Home Building Articles
House Votes to Expand Homebuyer Tax Credit
November 05, 2009
Buying a home is about to get cheaper for a whole new crop of homebuyers — $6,500
cheaper.
First-time homebuyers have been getting tax credits of up to $8,000 since January
as part of the economic stimulus package enacted earlier this year. But with the
program scheduled to expire at the end of November, the House voted 403-12 Thursday
to extend and expand the tax credit to include many buyers who already own homes.
The Senate approved the measure Wednesday, and the White House said President Barack
Obama would sign it Friday.
Buyers who have owned their current homes at least five years would be eligible
for tax credits of up to $6,500. First-time homebuyers — or anyone who hasn't owned
a home in the last three years — would still get up to $8,000. To qualify, buyers
in both groups have to sign a purchase agreement by April 30, 2010, and close by
June 30.
"This is probably the last extension," said Sen. Johnny Isakson, R-Ga., a former
real estate executive who championed the credits.

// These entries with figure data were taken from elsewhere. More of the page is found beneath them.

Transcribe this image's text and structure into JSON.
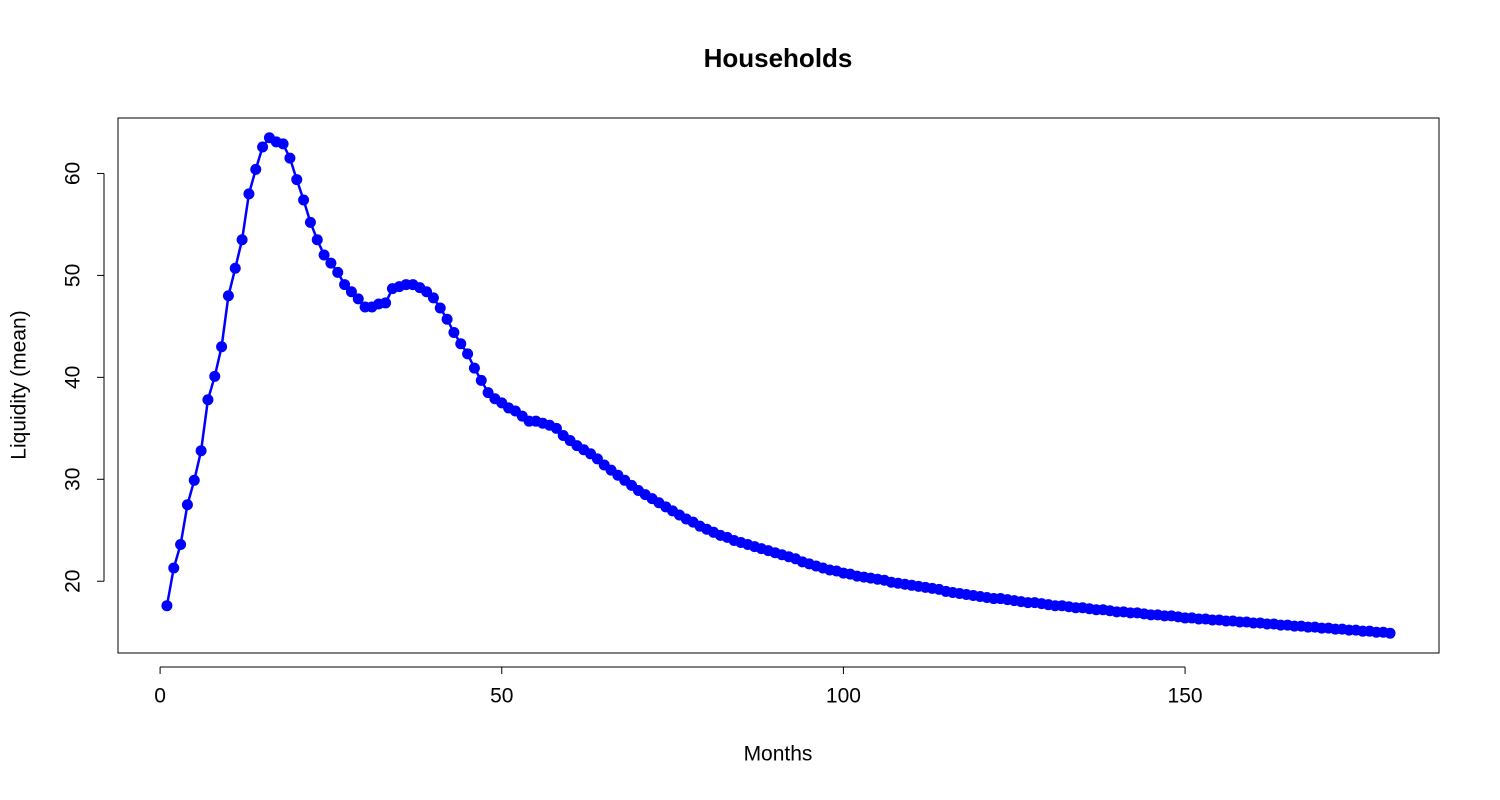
{
  "chart_data": {
    "type": "line",
    "title": "Households",
    "xlabel": "Months",
    "ylabel": "Liquidity (mean)",
    "x": [
      1,
      2,
      3,
      4,
      5,
      6,
      7,
      8,
      9,
      10,
      11,
      12,
      13,
      14,
      15,
      16,
      17,
      18,
      19,
      20,
      21,
      22,
      23,
      24,
      25,
      26,
      27,
      28,
      29,
      30,
      31,
      32,
      33,
      34,
      35,
      36,
      37,
      38,
      39,
      40,
      41,
      42,
      43,
      44,
      45,
      46,
      47,
      48,
      49,
      50,
      51,
      52,
      53,
      54,
      55,
      56,
      57,
      58,
      59,
      60,
      61,
      62,
      63,
      64,
      65,
      66,
      67,
      68,
      69,
      70,
      71,
      72,
      73,
      74,
      75,
      76,
      77,
      78,
      79,
      80,
      81,
      82,
      83,
      84,
      85,
      86,
      87,
      88,
      89,
      90,
      91,
      92,
      93,
      94,
      95,
      96,
      97,
      98,
      99,
      100,
      101,
      102,
      103,
      104,
      105,
      106,
      107,
      108,
      109,
      110,
      111,
      112,
      113,
      114,
      115,
      116,
      117,
      118,
      119,
      120,
      121,
      122,
      123,
      124,
      125,
      126,
      127,
      128,
      129,
      130,
      131,
      132,
      133,
      134,
      135,
      136,
      137,
      138,
      139,
      140,
      141,
      142,
      143,
      144,
      145,
      146,
      147,
      148,
      149,
      150,
      151,
      152,
      153,
      154,
      155,
      156,
      157,
      158,
      159,
      160,
      161,
      162,
      163,
      164,
      165,
      166,
      167,
      168,
      169,
      170,
      171,
      172,
      173,
      174,
      175,
      176,
      177,
      178,
      179,
      180
    ],
    "values": [
      17.6,
      21.3,
      23.6,
      27.5,
      29.9,
      32.8,
      37.8,
      40.1,
      43.0,
      48.0,
      50.7,
      53.5,
      58.0,
      60.4,
      62.6,
      63.5,
      63.1,
      62.9,
      61.5,
      59.4,
      57.4,
      55.2,
      53.5,
      52.0,
      51.2,
      50.3,
      49.1,
      48.4,
      47.7,
      46.9,
      46.9,
      47.2,
      47.3,
      48.7,
      48.9,
      49.1,
      49.1,
      48.8,
      48.4,
      47.8,
      46.8,
      45.7,
      44.4,
      43.3,
      42.3,
      40.9,
      39.7,
      38.5,
      37.9,
      37.5,
      37.0,
      36.7,
      36.2,
      35.7,
      35.7,
      35.5,
      35.3,
      35.0,
      34.3,
      33.8,
      33.3,
      32.9,
      32.5,
      32.0,
      31.4,
      30.9,
      30.4,
      29.9,
      29.4,
      28.9,
      28.5,
      28.1,
      27.7,
      27.3,
      26.9,
      26.5,
      26.1,
      25.8,
      25.4,
      25.1,
      24.8,
      24.5,
      24.3,
      24.0,
      23.8,
      23.6,
      23.4,
      23.2,
      23.0,
      22.8,
      22.6,
      22.4,
      22.2,
      21.9,
      21.7,
      21.5,
      21.3,
      21.1,
      21.0,
      20.8,
      20.7,
      20.5,
      20.4,
      20.3,
      20.2,
      20.1,
      19.9,
      19.8,
      19.7,
      19.6,
      19.5,
      19.4,
      19.3,
      19.2,
      19.0,
      18.9,
      18.8,
      18.7,
      18.6,
      18.5,
      18.4,
      18.3,
      18.3,
      18.2,
      18.1,
      18.0,
      17.9,
      17.9,
      17.8,
      17.7,
      17.6,
      17.6,
      17.5,
      17.4,
      17.4,
      17.3,
      17.2,
      17.2,
      17.1,
      17.0,
      17.0,
      16.9,
      16.9,
      16.8,
      16.7,
      16.7,
      16.6,
      16.6,
      16.5,
      16.4,
      16.4,
      16.3,
      16.3,
      16.2,
      16.2,
      16.1,
      16.1,
      16.0,
      16.0,
      15.9,
      15.9,
      15.8,
      15.8,
      15.7,
      15.7,
      15.6,
      15.6,
      15.5,
      15.5,
      15.4,
      15.4,
      15.3,
      15.3,
      15.2,
      15.2,
      15.1,
      15.1,
      15.0,
      15.0,
      14.9
    ],
    "color": "#0000ff",
    "xlim": [
      -6.16,
      187.16
    ],
    "xticks": [
      0,
      50,
      100,
      150
    ],
    "ylim": [
      12.96,
      65.44
    ],
    "yticks": [
      20,
      30,
      40,
      50,
      60
    ],
    "grid": false
  }
}
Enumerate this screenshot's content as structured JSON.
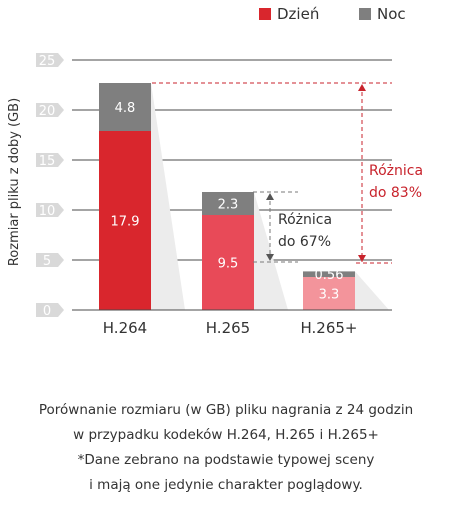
{
  "chart_data": {
    "type": "bar",
    "stacked": true,
    "categories": [
      "H.264",
      "H.265",
      "H.265+"
    ],
    "series": [
      {
        "name": "Dzień",
        "values": [
          17.9,
          9.5,
          3.3
        ],
        "labels": [
          "17.9",
          "9.5",
          "3.3"
        ],
        "colors": [
          "#d9262d",
          "#e84a58",
          "#f3949b"
        ]
      },
      {
        "name": "Noc",
        "values": [
          4.8,
          2.3,
          0.56
        ],
        "labels": [
          "4.8",
          "2.3",
          "0.56"
        ],
        "color": "#7f7f7f"
      }
    ],
    "ylabel": "Rozmiar pliku z doby (GB)",
    "yticks": [
      "0",
      "5",
      "10",
      "15",
      "20",
      "25"
    ],
    "ylim": [
      0,
      25
    ],
    "grid": true,
    "legend": "top-right",
    "annotations": [
      {
        "text_lines": [
          "Różnica",
          "do 67%"
        ],
        "from": "H.264",
        "to": "H.265",
        "color": "#333333"
      },
      {
        "text_lines": [
          "Różnica",
          "do 83%"
        ],
        "from": "H.264",
        "to": "H.265+",
        "color": "#c8232c"
      }
    ]
  },
  "caption": [
    "Porównanie rozmiaru (w GB) pliku nagrania z 24 godzin",
    "w przypadku kodeków H.264, H.265 i H.265+",
    "*Dane zebrano na podstawie typowej sceny",
    "i mają one jedynie charakter poglądowy."
  ]
}
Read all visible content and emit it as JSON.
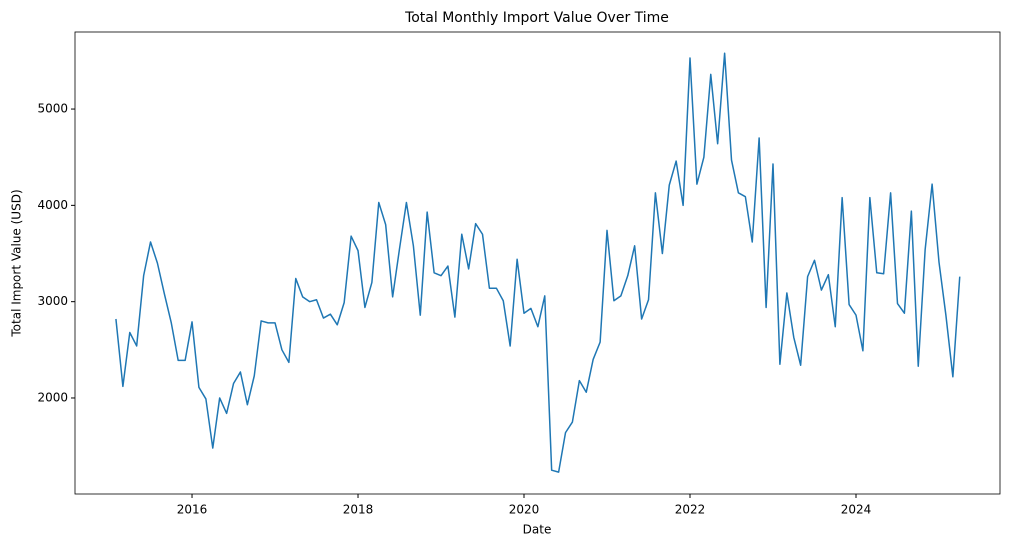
{
  "chart_data": {
    "type": "line",
    "title": "Total Monthly Import Value Over Time",
    "x_label": "Date",
    "y_label": "Total Import Value (USD)",
    "x": [
      2015.083,
      2015.167,
      2015.25,
      2015.333,
      2015.417,
      2015.5,
      2015.583,
      2015.667,
      2015.75,
      2015.833,
      2015.917,
      2016,
      2016.083,
      2016.167,
      2016.25,
      2016.333,
      2016.417,
      2016.5,
      2016.583,
      2016.667,
      2016.75,
      2016.833,
      2016.917,
      2017,
      2017.083,
      2017.167,
      2017.25,
      2017.333,
      2017.417,
      2017.5,
      2017.583,
      2017.667,
      2017.75,
      2017.833,
      2017.917,
      2018,
      2018.083,
      2018.167,
      2018.25,
      2018.333,
      2018.417,
      2018.5,
      2018.583,
      2018.667,
      2018.75,
      2018.833,
      2018.917,
      2019,
      2019.083,
      2019.167,
      2019.25,
      2019.333,
      2019.417,
      2019.5,
      2019.583,
      2019.667,
      2019.75,
      2019.833,
      2019.917,
      2020,
      2020.083,
      2020.167,
      2020.25,
      2020.333,
      2020.417,
      2020.5,
      2020.583,
      2020.667,
      2020.75,
      2020.833,
      2020.917,
      2021,
      2021.083,
      2021.167,
      2021.25,
      2021.333,
      2021.417,
      2021.5,
      2021.583,
      2021.667,
      2021.75,
      2021.833,
      2021.917,
      2022,
      2022.083,
      2022.167,
      2022.25,
      2022.333,
      2022.417,
      2022.5,
      2022.583,
      2022.667,
      2022.75,
      2022.833,
      2022.917,
      2023,
      2023.083,
      2023.167,
      2023.25,
      2023.333,
      2023.417,
      2023.5,
      2023.583,
      2023.667,
      2023.75,
      2023.833,
      2023.917,
      2024,
      2024.083,
      2024.167,
      2024.25,
      2024.333,
      2024.417,
      2024.5,
      2024.583,
      2024.667,
      2024.75,
      2024.833,
      2024.917,
      2025,
      2025.083,
      2025.167,
      2025.25
    ],
    "series": [
      {
        "name": "Total Import Value",
        "color": "#1f77b4",
        "values": [
          2820,
          2120,
          2680,
          2540,
          3270,
          3620,
          3400,
          3080,
          2780,
          2390,
          2390,
          2790,
          2110,
          1990,
          1480,
          2000,
          1840,
          2150,
          2270,
          1930,
          2230,
          2800,
          2780,
          2780,
          2500,
          2370,
          3240,
          3050,
          3000,
          3020,
          2830,
          2870,
          2760,
          2990,
          3680,
          3530,
          2940,
          3200,
          4030,
          3800,
          3050,
          3550,
          4030,
          3580,
          2860,
          3930,
          3300,
          3270,
          3370,
          2840,
          3700,
          3340,
          3810,
          3700,
          3140,
          3140,
          3010,
          2540,
          3440,
          2880,
          2930,
          2740,
          3060,
          1250,
          1230,
          1640,
          1750,
          2180,
          2060,
          2400,
          2580,
          3740,
          3010,
          3060,
          3270,
          3580,
          2820,
          3020,
          4130,
          3500,
          4210,
          4460,
          4000,
          5530,
          4220,
          4500,
          5360,
          4640,
          5580,
          4470,
          4130,
          4090,
          3620,
          4700,
          2940,
          4430,
          2350,
          3090,
          2630,
          2340,
          3260,
          3430,
          3120,
          3280,
          2740,
          4080,
          2970,
          2860,
          2490,
          4080,
          3300,
          3290,
          4130,
          2980,
          2880,
          3940,
          2330,
          3540,
          4220,
          3410,
          2860,
          2220,
          3260
        ]
      }
    ],
    "xlim": [
      2014.59,
      2025.735
    ],
    "xticks": [
      2016,
      2018,
      2020,
      2022,
      2024
    ],
    "ylim": [
      1003,
      5800
    ],
    "yticks": [
      2000,
      3000,
      4000,
      5000
    ]
  }
}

The homebuyers tax credit is one of two tax breaks totaling more than $21 billion
that was included in a bill extending unemployment benefits for those without a
job for more than a year. The other would let companies now losing money recoup
taxes they paid on profits earned in the previous five years.
"We are still in a world of economic hurt, and Congress must continue to act boldly
and creatively," said Sen. Max Baucus, D-Mont., chairman of the Senate Finance Committee.
"With the right mix of tax breaks and investments we will get through this recession
and get folks working again."
The real estate industry has been pushing to extend and expand the housing tax credit.
About 1.4 million first-time homebuyers have qualified for the credit through August.
The National Association of Realtors estimates that 350,000 of them would not have
purchased their homes without the credit.
Extending and expanding the tax credit for homebuyers is projected to cost the government
about $10.8 billion in lost taxes. While the measure passed the Senate by a 98-0
vote, Sen. Kit Bond, R-Mo., questioned its efficiency in stimulating home sales.
"For the vast majority of cases, the homebuyer tax credit amounted to a free gift
since it did not affect their decision to purchase a home," Bond said. "And for
the small minority of buyers whose decision was directly caused by the credit, this
raises the question of whether we are subsidizing buyers who may not have been able
to afford buying a home in the first place."
The credit is available for the purchase of principal homes costing $800,000 or
less, meaning vacation homes are ineligible. The credit would be phased out for
individuals with annual incomes above $125,000 and for joint filers with incomes
above $225,000.
The credit would be extended an additional year, until June 30, 2011, for members
of the military serving outside the United States for at least 90 days.
Expanding the tax credit for money-losing companies is projected to cost $10.4 billion.
The business tax break would allow money-losing companies to use current losses
to offset taxable profits earned in the previous five years, giving them refunds
of taxes paid in those years. Under current law, businesses with annual gross receipts
of more than $15 million can claim losses back only two years.
The tax break would help industries suffering losses in 2008 or 2009, including
retailers, homebuilders and newspapers. Congress included a scaled-back version
of the tax break — for companies with revenues of $15 million or less — in the economic
recovery package enacted in February. The new tax break would be available to companies
of any size, providing a quick source of cash.
The U.S Chamber of Commerce has been a big backer of the tax break for money-losing
companies.
"It frees up capital that they can use to maintain jobs and potentially even hire
new people as the economy returns," said Caroline Harris, senior tax counsel for
the U.S. Chamber of Commerce.
The tax breaks would be paid for largely by delaying a tax break for multinational
companies that pay foreign taxes. It was passed in 2004 and originally was to have
taken effect this year, but would now be delayed until 2018. The bill is H.R. 3548.